Right from the start, it's obvious that being a "successful" young man in the Hamptons is equivalent to sleeping with as many women as possible. Rebeck's main male character, Henry, seduces the main female character, Mae, the only character with a working moral compass. Mae develops feelings for Henry until she learns that he has also bedded her aunt, Rene. The other men — Charles, Lyle, and Reg — envy Henry's sexual prowess and assume that he romanced both niece and aunt in order to access their extraordinary fortunes.

This Way of the World tells two stories. One is Mae's, which consists of her bemoaning her weakness for Henry and trying to get her aunt to accompany her to Haiti to build a water plant. The other story involves all the other characters — four men, Rene, and Mae's prime frenemy, Katrina — who continuously meet and try to charm one another.

Eliza Huberth is delightful as Mae, completely credible as she defies the snobby idle rich who object to her wearing Birkenstocks to an art opening. Kristine Nielsen plays Rene brilliantly as a stock comic figure: the aging woman who fears getting older and fatter. Yet for all her semi-predictable antics, Nielsen's Rene contains many grains of truth in her attitudes toward love, sex, youth, and money.

Luigi Sottile makes a very suave Henry, although after seeing his early libidinous behavior, his sudden reformation at the end calls for more than a willing suspension of disbelief.
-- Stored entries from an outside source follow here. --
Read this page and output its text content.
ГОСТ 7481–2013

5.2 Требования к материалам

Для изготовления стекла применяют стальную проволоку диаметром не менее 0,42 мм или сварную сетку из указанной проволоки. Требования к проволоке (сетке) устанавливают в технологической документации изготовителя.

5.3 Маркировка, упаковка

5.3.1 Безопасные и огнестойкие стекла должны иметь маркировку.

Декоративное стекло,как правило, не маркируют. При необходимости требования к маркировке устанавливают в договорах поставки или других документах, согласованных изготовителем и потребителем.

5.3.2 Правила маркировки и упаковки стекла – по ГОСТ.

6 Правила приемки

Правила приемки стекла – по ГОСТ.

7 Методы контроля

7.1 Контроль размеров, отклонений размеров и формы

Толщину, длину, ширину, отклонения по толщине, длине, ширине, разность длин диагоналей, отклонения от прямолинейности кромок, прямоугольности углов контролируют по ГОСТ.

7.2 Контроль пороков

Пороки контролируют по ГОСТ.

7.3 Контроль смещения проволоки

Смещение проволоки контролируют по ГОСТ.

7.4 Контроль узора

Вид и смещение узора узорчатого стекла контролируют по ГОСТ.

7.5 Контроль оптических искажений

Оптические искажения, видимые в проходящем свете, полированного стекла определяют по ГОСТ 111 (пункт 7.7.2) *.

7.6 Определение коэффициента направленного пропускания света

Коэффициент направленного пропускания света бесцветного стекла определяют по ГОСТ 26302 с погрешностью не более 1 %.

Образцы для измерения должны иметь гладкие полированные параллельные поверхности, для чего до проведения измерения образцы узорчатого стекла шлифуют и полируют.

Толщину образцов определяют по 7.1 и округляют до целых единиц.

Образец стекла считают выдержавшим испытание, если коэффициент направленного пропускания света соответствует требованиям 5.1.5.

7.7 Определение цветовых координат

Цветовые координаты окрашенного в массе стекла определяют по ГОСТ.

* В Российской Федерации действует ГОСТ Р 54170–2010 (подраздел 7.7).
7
Brandon Espinoza plays Charles as uppity and malevolent, with all the right logos on his clothes but no redeeming social value.

Daniel Morgan Shelley shines as Lyle, who has a vague notion of the mess he is in. Erica Dorfler is excellent as the flouncy, sexy Katrina. Elan Zafir defines obnoxiousness as Reg. Ashley Austin Morris is refreshing as the ditzy Waitress, who is thrilled by everything Hamptons.

Rebeck's loose adaptation is spot-on in its venomous attacks on the one-percenters who are represented here. Aunt Rene angrily objects to all the criticism people wage at the wealthy, pointing out that the rich pay their share by hiring people. Throughout the play, there is also a clear sense of America in early January 2018. At one point, Aunt Rene refers to Haiti as "sh, sh, sh, sh, shambles." As director, Rebeck keeps her characters spinning around each other, periodically colliding at Rene's mansion, a gallery, and several coffee houses.

Alexander Dodge's sets incorporate all those places. Dodge creates a grid of small white display boxes to represent Rene's bedroom. In those boxes are diamond-encrusted evening bags, dress shoes, expensive hats, and other results of Rene's outrageous shopping sprees. Costume designer Linda Cho creates perfectly high-end and visually stunning but impractical clothes for the women, including dresses that are short in front, long in back.

There are two truly remarkable things about The Way of the World. The first is that Rebeck can keep the comedy hot while most of the sexual endeavors are so unfeeling, so cold. The second is that although 95 percent of the play goes on in an immoral or amoral universe, where few people talk about love, when Rebeck deems it so, suddenly Mae and Henry are in a different realm, where nothing is important but love.